Faut-il préciser que cette « terre » idéale n’existe pas ?

Références citées

  • Bailly de Merlieux C.F., (dir.), 1835. Maison rustique du XIXe siècle. Encyclopédie d’agriculture pratique. T. 1, Agriculture proprement dite. Librairie agricole de la maison rustique. Paris, 568 p. Texte intégral sur Gallica.
  • Buffon L. Leclerc de, 1749. Histoire naturelle des Minéraux, t. II : 616-632.
  • Buffon L. Leclerc de, [1749] 1785. Histoire naturelle des Minéraux, t. I : 384-385.
  • Dehérain P.-P., 1892. Traité de chimie agricole. Développement des végétaux, terre arable, amendements et engrais, 904 p. Texte intégral sur Gallica.
  • François de Neufchâteau N. dir., 1827. Dictionnaire d’agriculture pratique, contenant la grande et petite culture, l’économie rurale et domestique, la médecine vétérinaire…, t. 2, 782 p. Texte intégral sur Gallica.
  • Gasparin A. de, 1843. Cours d’agriculture, t. 1. Paris, La Maison rustique, 732 p. Texte intégral sur Gallica.
  • Omalius d’Halloy J-B.J. d', 1831. Éléments de géologie. Paris, 560 p.
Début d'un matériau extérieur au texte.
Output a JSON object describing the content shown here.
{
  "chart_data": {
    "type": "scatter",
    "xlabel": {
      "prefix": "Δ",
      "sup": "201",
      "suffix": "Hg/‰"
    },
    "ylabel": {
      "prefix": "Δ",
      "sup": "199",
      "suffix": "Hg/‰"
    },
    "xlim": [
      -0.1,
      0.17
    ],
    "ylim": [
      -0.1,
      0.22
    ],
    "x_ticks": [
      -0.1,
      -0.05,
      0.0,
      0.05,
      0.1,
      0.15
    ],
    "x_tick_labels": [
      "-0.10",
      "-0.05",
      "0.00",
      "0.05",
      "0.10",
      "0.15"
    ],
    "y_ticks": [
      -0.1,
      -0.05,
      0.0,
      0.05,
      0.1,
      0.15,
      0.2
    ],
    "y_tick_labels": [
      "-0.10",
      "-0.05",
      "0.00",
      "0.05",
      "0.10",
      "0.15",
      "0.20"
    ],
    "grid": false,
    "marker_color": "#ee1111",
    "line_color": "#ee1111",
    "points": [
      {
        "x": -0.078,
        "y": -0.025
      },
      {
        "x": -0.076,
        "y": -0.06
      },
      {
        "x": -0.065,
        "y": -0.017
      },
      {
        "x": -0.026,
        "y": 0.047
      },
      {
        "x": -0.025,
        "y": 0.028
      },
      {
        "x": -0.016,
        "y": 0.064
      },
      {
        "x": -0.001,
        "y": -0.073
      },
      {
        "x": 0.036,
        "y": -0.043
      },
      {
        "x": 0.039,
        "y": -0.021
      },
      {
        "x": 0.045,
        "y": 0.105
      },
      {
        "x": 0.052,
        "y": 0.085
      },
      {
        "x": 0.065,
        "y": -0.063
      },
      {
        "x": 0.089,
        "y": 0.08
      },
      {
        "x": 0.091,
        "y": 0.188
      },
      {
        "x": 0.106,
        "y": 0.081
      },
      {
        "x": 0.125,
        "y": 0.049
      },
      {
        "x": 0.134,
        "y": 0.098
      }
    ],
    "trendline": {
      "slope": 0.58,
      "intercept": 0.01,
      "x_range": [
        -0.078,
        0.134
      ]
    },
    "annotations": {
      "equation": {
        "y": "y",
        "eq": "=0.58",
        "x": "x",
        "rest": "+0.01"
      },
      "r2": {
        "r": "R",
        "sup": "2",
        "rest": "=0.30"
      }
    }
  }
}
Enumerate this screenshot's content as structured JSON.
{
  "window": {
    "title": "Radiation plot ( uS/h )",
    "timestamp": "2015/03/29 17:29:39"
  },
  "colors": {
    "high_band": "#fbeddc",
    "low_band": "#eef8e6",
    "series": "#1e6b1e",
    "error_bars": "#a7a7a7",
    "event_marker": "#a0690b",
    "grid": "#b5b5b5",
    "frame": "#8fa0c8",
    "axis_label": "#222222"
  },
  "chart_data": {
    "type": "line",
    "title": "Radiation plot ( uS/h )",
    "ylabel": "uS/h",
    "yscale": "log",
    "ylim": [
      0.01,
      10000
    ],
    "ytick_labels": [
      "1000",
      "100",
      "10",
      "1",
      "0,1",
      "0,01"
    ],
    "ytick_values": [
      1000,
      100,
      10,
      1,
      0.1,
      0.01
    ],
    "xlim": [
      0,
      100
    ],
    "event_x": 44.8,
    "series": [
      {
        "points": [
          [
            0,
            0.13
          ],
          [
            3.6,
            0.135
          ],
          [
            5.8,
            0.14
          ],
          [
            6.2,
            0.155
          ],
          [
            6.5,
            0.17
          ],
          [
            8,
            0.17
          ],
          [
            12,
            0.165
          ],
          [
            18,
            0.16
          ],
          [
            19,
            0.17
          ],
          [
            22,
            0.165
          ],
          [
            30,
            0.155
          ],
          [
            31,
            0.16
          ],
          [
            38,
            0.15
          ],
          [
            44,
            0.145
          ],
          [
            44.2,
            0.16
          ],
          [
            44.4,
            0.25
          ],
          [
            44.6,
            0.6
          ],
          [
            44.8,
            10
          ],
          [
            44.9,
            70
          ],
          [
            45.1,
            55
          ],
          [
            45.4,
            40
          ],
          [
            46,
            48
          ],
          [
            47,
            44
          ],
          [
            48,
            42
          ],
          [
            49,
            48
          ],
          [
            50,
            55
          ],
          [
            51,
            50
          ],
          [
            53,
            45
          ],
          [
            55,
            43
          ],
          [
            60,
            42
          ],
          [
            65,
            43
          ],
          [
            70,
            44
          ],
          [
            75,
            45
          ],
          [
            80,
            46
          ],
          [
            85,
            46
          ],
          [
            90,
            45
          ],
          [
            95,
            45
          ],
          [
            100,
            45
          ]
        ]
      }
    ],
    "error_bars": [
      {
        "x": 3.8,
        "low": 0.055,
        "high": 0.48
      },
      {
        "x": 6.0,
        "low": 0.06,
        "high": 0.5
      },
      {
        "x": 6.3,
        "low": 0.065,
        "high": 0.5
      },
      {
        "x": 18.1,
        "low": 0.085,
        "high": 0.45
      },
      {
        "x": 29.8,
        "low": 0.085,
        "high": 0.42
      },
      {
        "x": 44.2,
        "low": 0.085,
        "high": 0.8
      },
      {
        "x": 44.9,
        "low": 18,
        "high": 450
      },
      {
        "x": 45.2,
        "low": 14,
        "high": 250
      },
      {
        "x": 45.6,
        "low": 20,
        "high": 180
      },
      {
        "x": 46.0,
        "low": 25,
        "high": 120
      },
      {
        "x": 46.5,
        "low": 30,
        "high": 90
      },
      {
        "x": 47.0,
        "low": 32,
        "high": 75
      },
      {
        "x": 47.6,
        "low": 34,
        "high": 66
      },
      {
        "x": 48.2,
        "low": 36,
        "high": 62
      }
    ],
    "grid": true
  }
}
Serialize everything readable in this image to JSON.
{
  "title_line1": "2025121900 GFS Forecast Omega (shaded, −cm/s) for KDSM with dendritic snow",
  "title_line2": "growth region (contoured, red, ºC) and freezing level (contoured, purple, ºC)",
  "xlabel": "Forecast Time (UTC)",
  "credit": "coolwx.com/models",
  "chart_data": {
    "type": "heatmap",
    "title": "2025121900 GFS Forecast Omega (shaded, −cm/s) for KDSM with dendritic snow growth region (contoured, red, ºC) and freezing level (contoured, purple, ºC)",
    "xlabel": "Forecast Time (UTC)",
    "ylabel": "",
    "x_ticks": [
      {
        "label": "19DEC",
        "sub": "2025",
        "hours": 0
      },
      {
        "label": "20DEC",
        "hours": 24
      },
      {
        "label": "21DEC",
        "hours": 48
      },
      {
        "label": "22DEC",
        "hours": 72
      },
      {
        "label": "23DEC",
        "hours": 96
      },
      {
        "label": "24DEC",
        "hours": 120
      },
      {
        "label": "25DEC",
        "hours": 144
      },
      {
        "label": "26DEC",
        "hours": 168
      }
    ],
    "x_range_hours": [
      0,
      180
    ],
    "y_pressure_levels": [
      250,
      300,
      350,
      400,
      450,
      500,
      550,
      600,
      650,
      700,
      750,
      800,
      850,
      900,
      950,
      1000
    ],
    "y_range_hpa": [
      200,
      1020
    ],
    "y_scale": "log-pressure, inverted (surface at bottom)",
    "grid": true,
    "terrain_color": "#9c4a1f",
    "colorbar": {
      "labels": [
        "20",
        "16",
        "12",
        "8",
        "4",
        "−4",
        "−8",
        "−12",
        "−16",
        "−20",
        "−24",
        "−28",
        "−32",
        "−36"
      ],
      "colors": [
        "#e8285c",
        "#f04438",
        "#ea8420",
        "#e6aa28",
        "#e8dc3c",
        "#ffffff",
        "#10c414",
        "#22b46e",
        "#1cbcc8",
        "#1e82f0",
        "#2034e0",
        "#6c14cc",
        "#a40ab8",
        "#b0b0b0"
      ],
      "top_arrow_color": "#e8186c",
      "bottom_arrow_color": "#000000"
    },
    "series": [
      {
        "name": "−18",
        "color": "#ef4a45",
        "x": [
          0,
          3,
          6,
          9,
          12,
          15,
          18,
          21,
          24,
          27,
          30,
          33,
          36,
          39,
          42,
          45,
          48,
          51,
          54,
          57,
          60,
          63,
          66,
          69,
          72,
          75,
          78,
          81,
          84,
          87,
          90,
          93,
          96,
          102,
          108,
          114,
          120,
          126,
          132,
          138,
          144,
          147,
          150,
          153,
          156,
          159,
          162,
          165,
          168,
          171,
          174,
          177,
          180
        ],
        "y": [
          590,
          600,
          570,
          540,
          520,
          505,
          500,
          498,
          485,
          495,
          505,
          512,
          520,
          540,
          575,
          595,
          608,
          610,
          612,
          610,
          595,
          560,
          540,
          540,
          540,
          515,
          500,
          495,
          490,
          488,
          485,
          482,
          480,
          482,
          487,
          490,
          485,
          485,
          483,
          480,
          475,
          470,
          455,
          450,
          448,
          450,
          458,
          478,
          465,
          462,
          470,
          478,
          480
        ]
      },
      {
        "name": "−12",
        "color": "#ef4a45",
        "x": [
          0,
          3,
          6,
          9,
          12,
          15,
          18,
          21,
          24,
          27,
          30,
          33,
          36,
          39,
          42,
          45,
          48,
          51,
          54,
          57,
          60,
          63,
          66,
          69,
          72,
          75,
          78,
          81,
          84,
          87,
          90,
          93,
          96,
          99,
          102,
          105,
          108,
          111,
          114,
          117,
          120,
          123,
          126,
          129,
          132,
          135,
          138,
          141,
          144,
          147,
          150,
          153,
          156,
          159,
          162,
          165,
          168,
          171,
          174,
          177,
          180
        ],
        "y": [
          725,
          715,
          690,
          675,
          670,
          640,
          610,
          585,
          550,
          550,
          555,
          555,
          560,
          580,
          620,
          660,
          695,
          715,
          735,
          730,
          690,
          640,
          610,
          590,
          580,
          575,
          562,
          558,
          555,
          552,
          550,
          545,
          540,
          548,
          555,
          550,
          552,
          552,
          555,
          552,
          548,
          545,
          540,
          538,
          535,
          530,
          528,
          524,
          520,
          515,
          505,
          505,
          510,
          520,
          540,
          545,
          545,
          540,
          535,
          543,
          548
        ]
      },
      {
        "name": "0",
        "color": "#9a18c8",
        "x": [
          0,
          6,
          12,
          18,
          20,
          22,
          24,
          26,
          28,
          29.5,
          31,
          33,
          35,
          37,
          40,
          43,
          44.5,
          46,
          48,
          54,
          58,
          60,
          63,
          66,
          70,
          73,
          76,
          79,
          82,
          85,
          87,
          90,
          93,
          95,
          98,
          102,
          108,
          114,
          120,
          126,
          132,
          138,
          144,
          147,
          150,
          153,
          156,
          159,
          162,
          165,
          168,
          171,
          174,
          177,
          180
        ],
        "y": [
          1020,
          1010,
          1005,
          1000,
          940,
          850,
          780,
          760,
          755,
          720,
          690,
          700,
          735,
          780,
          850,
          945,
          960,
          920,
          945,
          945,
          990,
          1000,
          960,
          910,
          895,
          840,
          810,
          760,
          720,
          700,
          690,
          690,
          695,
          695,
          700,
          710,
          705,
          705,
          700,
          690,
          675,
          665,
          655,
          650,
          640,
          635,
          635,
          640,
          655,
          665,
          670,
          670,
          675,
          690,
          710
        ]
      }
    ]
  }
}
  • Perthuis de Laillevaux R. de, 1780. Recherches sur la houille d’engrais et les houillères, sur les Marais & leur Tourbe, & sur l’exploitation de l’une & de l’autre de ces substances, t. 2. La Haye, xii + 216 p. + planches. Texte intégral. Ouvrage réédité en 1783.
  • Plaisance G., Cailleux A., 1958. Dictionnaire des sols. La maison rustique, Paris. vii + 604 p.
  • Virgile de la Bastide C., 1733. Observations physiques sur les terres qui sont à la droite et à la gauche du Rhône, depuis Beaucaire jusqu’à la mer. Ce qui comprend la Camargue, &c. Avignon, 14 p. Réédition dans les Mémoires de Mathématique et de Physique, présentez à l’Académie Royale des Sciences par divers Sçavans, et lus dans les Assemblées, t. 1, 1750, 1-10. Texte intégral sur Gallica.